Two other classic hedges are privet and bower . We can recover their sizes for composting, and use the leaves to mulch directly the garden and the massifs, it is already better. By cons they do not feed much birds.

Hedges of several species, or hedgerows.

They fulfill the same basic uses as a mono-specific hedge: windbreak, breeze seen in season, source of wood, source of mulching , source of balanced compost . But in addition, they produce berries for animals, and serve as shelter . This can for example temporarily divert the starlings from your fruit trees, or keep the titmice pests of parasites near your garden.

Here are some good species to form resource hedges:

The black elder

Very vigorous, it produces berries for the birds, and its smell removes rodents. It can be made of manure to repel the burrowers of his garden.

hawthorn

Despite its sharp spines, it is a small tree of quality: it attracts many birds that eat red berries, cenelles.

The charm, or bower

Its foliage does not persist all winter, but it is said marcescent , that is to say that the leaves dry stay on the branch, keeping it a certain opacity.

Beech

It does not cross very often in hedge, but it offers a beautiful green foliage slightly shiny.

yew

Very suitable for hedges, yew is persistent and dark, so it is better to use it in the corners than in the middle of a line of deciduous species. Its fruits are particular: the external red part is edible, but the interior of its black seed is toxic.

The black spine, or blackthorn

Thorny, this small wild plum makes small plums very bitter birds are happy.

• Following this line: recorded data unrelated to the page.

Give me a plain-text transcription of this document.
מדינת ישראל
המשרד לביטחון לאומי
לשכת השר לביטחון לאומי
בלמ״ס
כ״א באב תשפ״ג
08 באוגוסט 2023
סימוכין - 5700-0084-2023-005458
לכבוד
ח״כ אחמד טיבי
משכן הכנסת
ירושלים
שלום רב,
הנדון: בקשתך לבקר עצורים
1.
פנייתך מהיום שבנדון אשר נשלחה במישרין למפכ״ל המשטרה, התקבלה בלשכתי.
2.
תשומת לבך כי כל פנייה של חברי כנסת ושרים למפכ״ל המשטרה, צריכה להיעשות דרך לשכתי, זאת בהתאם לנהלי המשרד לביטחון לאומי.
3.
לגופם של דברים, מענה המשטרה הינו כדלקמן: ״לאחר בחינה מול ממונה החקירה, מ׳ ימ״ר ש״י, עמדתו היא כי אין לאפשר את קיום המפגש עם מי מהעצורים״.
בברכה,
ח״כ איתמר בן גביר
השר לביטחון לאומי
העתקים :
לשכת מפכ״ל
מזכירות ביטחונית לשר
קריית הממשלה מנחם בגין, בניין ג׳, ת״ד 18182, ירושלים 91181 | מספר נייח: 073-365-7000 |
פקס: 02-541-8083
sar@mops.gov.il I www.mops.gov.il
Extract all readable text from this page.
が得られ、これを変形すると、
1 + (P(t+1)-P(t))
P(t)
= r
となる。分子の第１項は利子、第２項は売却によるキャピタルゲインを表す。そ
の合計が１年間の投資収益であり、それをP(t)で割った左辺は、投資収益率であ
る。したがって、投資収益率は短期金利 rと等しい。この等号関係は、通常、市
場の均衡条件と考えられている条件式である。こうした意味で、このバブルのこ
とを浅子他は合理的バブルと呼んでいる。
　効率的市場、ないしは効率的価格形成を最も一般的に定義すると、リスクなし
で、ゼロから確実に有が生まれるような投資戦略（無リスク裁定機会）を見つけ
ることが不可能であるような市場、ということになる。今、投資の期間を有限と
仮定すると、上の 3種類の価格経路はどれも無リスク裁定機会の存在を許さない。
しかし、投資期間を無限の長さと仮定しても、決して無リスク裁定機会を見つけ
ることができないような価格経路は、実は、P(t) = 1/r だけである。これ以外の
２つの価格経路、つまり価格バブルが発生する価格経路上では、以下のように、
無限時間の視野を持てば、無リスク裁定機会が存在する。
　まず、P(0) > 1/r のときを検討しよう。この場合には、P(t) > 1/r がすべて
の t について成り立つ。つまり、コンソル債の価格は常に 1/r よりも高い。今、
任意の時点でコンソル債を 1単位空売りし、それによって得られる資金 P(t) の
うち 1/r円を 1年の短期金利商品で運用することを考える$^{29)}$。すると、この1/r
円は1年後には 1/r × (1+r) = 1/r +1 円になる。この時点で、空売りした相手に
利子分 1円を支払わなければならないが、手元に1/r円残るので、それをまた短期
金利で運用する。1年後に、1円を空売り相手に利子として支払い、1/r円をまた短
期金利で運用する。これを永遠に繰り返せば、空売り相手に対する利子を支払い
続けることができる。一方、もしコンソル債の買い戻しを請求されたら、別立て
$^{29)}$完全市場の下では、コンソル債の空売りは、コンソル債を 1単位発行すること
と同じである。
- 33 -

The dogwood and the dogwood

We particularly love their colorful woods in winter and the animals appreciate the dogwoods – some humans at the armed palace also 😉

Willow willow

They are very practical to get chopsticks very straight, and their bark is colorful in winter, it brightens the garden. Plus: a willow maceration beast makes an excellent hormone cuttings .

We stop there, but the list can continue: all the small trees and wild shrubs have their place in a compound hedge. You may notice that I have not mentioned horticultural species with colorful foliage or ornamental flowers, but they are not necessarily excluded. You can also put fruit trees for your consumption, but picking in a dense hedge is not easy.

In conclusion: the living hedges are nurturing for all!

A good hedge is nurturing both for soil as compost or as mulch, and also for wildlife . If you are interested in the notions of earth-friendly gardening and undercover cultivation , this is the first thing to plant. First develop living surroundings, a diverse environment, the garden will come in a second time.

For the anecdote, here is an ancestral method to install hedgerows without planting anything.

It’s the birds that do half the job! How?

Stacks of branches are placed 1.2 m high at the location of the future hedge – usually when clearing a woodlot. We wait a few years for the happy zozios to hide in the pile and lose seeds – sometimes they are clumsy with their beaks, or they have crossed their digestive tract intact. And here they are, kindly come to sow what they prefer to eat!